The BMP-NTf2 ionic liquid was found to have a very wide potential window of 4.5 V, therefore, was capable of being a novel medium for electro-depositing metallic Mn thin film. By using an electrochemical process, block manganese counter electrode was dissolved in the ionic liquid to generate divalent Mn, which was subsequently cathodically deposited on the nickel substrate. The current efficiency of this process was confirmed to be extremely high (close to 100%). When changing reducing potential (-1.8、-2.0、-2.2 VFc/Fc+) and temperature (50℃、70℃、90℃、110℃), the current efficiency of deposited process was the same. The surface morphologies of Mn thin films indicated that the films were getting smoother when decreasing reducing potential and temperature. Glancing angle X-ray diffraction patterns indicated that metallic Mn thin films deposited at different temperatures were all amorphous.

The Mn thin film electrodes prepared at -1.8 VFc/Fc+ in 50℃ BMP-NTf2 ionic liquid oxidized by three different electrochemical methods (Potentiostatic, galvanostatic, and cyclic voltammetric methods).
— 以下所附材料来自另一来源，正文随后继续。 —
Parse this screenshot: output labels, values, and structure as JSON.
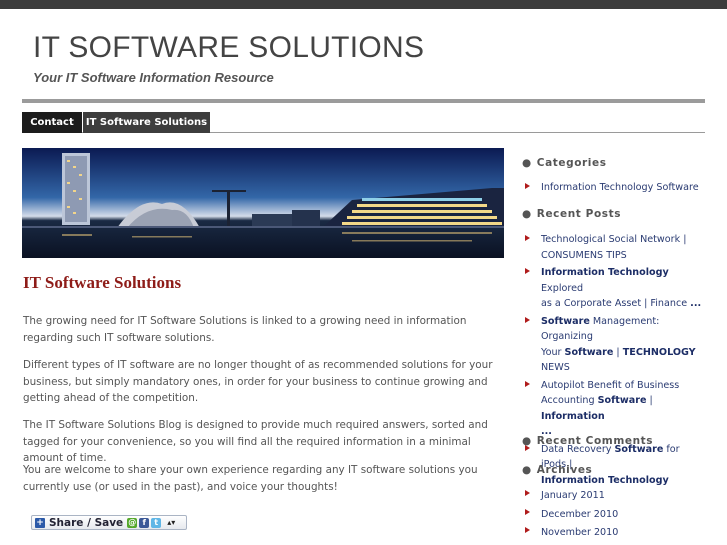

The surface morphology of the oxides prepared by different methods was observed by SEM. It showed that the particles of MnO-P and MnO-CV electrodes were lumping together and fully covered by a fiber-like layer, respectively. MnO-G electrodes were lumping together and partially coverd by fiber-like layer. Glancing angle X-ray diffraction pattern indicated that all oxides are amorphous. Moreover, their chemical states were analyzed with an X-ray photoelectron spectroscope. The analytic results indicated that MnO-P electrode was composed of more tetravalent and less hydrous Manganese oxides. Therefore, MnO-CV electrode was composed of more trivalent and more hydrous Manganese oxides. XPS analytic results of MnO-G electrides were between MnO-P and MnO-CV electrodes. Mn thin film deposited at -1.8 VFc/Fc+ in 50℃ BMP-NTf2 ionic liquid and then anodized by the cyclic voltammetric method showed a promising specific capacitance of 402 F/g (measured in 0.1 M Na2SO4 solution at a potential scan rate of 5 mV/s).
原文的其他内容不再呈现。